Friday, September 16, 2016

Proposed Treasury Regulations Would Significantly Limit Valuation Discounts for Transfers of Interests in Family Controlled Entities

In early August, the IRS released proposed regulations regarding §2704 of the Internal Revenue Code.  Section 2704 was enacted in 1990 in an attempt by Congress to limit valuation discounts on intra-family transfers of family controlled corporations and partnerships for gift and estate tax purposes. 

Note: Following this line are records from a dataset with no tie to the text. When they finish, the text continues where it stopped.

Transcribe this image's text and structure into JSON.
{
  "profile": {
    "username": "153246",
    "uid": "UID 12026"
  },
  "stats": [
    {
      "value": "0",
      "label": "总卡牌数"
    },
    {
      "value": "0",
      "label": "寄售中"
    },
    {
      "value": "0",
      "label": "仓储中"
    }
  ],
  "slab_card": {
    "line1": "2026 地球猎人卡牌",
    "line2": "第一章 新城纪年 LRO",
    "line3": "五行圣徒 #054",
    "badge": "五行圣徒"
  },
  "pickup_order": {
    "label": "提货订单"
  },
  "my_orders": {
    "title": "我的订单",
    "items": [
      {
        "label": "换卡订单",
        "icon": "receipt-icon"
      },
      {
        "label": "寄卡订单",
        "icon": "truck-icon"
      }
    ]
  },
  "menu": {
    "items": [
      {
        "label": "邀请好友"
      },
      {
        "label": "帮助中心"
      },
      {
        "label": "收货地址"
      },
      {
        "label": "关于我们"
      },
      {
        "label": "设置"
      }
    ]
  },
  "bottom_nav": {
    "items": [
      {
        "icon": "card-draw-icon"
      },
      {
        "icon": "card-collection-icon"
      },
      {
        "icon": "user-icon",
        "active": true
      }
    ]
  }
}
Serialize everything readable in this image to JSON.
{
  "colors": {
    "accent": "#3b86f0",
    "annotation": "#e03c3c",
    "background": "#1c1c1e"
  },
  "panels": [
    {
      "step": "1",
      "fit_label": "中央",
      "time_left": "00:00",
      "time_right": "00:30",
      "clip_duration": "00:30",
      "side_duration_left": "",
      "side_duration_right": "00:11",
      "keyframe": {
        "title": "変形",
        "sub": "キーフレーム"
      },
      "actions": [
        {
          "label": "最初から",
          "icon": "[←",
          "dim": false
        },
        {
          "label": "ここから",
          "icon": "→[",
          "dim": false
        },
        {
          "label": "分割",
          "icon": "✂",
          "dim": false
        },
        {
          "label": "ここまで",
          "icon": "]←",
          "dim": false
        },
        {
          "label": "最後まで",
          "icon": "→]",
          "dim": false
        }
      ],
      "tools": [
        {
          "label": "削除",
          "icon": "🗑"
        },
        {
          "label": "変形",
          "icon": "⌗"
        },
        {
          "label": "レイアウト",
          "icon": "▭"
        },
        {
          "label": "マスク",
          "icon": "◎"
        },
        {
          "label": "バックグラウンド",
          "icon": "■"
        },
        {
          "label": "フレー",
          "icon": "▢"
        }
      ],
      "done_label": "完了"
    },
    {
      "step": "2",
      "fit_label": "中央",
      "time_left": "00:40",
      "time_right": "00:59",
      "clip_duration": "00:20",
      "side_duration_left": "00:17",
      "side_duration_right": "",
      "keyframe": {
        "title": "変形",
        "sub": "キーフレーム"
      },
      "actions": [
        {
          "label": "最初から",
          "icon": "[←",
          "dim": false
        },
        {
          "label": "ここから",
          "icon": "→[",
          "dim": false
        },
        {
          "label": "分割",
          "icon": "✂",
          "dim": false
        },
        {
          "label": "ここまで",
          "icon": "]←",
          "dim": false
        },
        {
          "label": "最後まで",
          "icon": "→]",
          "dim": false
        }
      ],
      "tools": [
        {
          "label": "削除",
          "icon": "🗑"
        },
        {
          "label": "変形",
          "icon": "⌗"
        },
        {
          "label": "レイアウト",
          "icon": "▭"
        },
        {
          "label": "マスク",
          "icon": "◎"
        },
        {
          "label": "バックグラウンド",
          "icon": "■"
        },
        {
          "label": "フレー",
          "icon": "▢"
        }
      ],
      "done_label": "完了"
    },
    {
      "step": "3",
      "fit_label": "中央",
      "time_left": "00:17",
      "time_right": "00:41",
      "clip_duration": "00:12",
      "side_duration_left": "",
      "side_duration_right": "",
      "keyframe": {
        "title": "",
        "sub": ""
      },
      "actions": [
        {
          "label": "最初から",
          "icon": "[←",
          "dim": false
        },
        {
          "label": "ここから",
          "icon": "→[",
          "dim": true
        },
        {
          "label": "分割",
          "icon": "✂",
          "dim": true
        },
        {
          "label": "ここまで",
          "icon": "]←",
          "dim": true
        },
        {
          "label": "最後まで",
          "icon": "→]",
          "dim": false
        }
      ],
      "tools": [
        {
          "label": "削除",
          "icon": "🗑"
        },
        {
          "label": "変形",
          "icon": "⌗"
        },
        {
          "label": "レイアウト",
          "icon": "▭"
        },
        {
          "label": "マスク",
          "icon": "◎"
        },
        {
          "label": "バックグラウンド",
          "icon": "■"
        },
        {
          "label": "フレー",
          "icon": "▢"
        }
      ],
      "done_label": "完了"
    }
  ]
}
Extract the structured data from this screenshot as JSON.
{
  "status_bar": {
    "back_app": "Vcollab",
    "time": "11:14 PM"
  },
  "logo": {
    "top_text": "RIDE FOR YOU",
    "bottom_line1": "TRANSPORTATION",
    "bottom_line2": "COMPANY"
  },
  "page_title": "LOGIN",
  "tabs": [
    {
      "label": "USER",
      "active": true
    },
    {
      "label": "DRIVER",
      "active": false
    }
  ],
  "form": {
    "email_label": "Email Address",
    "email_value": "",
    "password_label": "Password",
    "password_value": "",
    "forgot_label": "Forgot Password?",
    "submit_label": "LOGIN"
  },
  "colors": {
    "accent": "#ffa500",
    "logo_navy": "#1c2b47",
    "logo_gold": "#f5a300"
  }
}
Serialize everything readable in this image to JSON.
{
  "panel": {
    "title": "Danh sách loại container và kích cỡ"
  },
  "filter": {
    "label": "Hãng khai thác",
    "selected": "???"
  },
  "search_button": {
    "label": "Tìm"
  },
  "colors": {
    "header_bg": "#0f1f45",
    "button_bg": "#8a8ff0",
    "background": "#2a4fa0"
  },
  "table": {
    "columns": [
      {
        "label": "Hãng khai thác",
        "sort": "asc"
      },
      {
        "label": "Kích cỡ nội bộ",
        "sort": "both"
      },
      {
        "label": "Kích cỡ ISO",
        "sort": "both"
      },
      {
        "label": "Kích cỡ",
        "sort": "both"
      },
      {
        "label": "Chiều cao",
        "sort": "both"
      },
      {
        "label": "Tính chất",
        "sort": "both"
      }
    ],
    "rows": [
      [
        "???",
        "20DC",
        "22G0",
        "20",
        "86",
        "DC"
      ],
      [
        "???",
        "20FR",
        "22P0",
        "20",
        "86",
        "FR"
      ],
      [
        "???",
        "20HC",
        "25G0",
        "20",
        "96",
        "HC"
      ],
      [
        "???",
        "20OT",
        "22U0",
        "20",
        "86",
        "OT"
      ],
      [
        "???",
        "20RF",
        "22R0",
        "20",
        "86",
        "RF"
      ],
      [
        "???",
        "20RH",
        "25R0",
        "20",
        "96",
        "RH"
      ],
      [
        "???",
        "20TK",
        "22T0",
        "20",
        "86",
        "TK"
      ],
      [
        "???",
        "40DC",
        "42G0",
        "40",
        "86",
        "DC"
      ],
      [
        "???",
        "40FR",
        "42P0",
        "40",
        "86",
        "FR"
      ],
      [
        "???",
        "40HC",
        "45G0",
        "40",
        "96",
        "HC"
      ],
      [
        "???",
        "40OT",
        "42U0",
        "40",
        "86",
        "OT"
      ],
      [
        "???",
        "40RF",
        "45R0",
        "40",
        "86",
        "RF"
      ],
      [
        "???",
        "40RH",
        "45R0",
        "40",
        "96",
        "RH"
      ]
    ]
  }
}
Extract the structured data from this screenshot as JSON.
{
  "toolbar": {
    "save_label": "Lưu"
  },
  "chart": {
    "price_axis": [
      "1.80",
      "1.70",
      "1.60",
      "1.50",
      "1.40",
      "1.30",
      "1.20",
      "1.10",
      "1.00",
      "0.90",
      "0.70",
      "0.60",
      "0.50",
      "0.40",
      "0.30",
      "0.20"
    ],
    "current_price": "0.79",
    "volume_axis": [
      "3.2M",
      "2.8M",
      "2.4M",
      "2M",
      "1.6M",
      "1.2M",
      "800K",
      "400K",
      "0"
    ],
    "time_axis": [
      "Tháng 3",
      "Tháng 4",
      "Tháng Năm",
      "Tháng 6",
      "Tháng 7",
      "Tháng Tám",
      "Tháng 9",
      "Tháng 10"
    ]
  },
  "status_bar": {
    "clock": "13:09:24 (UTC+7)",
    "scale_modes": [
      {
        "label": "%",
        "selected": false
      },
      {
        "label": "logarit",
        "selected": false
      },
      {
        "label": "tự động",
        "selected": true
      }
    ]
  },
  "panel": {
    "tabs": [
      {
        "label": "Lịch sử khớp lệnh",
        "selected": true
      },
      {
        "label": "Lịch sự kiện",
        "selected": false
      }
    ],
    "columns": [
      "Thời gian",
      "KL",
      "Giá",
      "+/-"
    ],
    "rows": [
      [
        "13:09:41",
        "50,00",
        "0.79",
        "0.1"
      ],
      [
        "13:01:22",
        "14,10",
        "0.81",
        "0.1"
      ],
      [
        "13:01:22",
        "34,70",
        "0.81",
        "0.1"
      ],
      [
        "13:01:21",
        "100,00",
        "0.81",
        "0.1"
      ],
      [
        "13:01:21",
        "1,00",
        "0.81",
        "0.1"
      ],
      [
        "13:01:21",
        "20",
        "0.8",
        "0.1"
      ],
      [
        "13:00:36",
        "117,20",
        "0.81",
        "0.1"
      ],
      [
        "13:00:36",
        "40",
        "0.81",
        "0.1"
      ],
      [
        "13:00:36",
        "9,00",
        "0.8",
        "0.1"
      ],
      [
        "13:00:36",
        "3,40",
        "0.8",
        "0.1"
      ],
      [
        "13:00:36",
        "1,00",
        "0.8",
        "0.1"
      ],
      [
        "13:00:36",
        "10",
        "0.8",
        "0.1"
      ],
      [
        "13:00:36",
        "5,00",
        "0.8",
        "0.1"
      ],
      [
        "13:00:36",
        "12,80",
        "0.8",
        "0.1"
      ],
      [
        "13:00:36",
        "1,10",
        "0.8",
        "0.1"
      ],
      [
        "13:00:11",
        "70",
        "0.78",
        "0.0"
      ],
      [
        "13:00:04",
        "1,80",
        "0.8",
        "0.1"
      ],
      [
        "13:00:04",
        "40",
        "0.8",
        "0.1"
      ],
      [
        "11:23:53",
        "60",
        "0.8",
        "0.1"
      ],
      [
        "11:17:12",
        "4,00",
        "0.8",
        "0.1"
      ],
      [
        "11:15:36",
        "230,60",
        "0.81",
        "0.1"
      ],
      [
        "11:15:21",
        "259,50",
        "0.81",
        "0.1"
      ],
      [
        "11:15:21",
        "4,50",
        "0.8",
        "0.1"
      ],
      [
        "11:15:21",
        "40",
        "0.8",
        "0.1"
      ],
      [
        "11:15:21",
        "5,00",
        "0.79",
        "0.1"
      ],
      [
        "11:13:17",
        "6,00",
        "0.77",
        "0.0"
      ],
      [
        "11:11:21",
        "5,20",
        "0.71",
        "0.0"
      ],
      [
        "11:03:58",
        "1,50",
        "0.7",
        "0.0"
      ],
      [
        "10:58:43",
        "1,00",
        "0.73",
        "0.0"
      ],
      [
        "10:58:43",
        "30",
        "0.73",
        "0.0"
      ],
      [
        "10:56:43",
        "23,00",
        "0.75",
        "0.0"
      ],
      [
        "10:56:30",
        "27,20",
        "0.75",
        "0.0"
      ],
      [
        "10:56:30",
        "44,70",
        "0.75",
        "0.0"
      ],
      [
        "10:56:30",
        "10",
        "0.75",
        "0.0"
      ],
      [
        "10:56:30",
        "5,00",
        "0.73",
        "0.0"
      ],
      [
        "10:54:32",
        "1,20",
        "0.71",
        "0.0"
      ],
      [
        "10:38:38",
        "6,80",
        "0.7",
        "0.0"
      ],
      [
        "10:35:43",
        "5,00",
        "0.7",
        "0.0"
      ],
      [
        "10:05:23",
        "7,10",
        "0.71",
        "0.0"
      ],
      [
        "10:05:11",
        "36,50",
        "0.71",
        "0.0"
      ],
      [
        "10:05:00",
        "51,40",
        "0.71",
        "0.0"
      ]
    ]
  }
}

Section 2704(a) treats the lapse of voting or liquidation rights in family controlled corporations or partnerships as a transfer by gift or as a transfer included in the transferor’s gross estate.  Section 2704(b) generally provides that “applicable restrictions” are disregarded in valuing intra-family transferred interests.  Applicable restrictions are those that (i) limit the ability of the entity to liquidate and (ii) lapse or can be removed by members of the family. 
However, based on a combination of favorable tax court rulings and changes in state law since 1990, estate planners have sought significant tax savings for their clients ranging from 30-50 percent of the value of the pre-transfer interest despite the restrictions imposed by §2704. 
Summary and Impact of Proposed Regulations
The proposed regulations would impose a three year look-back rule; if the transferor dies within three years of making a transfer, the value of the lapsed voting or liquidation right would be included in the transferor’s gross estate.  The three year look-back rule would significantly eliminate “deathbed transfers” designed to achieve valuation discounts. 
In addition to the three year look-back rule, to close what the IRS perceived as loopholes in the current §2704 regulations, the proposed regulations add the concept of “disregarded restrictions” and have also added LLCs to the types of entities covered by the regulations.  Interestingly, rather than defining specific types of restrictions, disregarded restrictions are defined by their effect.  Subject to certain limited exceptions, the proposed regulations would disregard most restrictions unless the interest holder has the ability to put its interest to the entity on six months’ notice for at least its pro rata share of the net value of the entity in cash or property. 
In sum, if the proposed regulations are enacted in their current form, they would significantly restrict transferors’ abilities to achieve lack of control and lack of marketability discounts in connection with transfers of interests in family controlled entities. 
Planning Considerations
There is significant uncertainty with respect to both the validity and interpretation of the proposed regulations.  Despite the uncertainty, clients contemplating transferring non-controlling interests in family controlled entities should consider completing such transfers prior to the date the regulations become effective (generally, the date when the regulations become final).
If the regulations are finalized, individuals may continue to achieve tax savings by transferring appreciating assets out of their estate. However, they will no longer be able to leverage the tax savings by taking many traditional discounts on the value of the transferred asset.
Effective Dates
The regulations generally will become effective on the date they become final, which could be before the current presidential administration ends.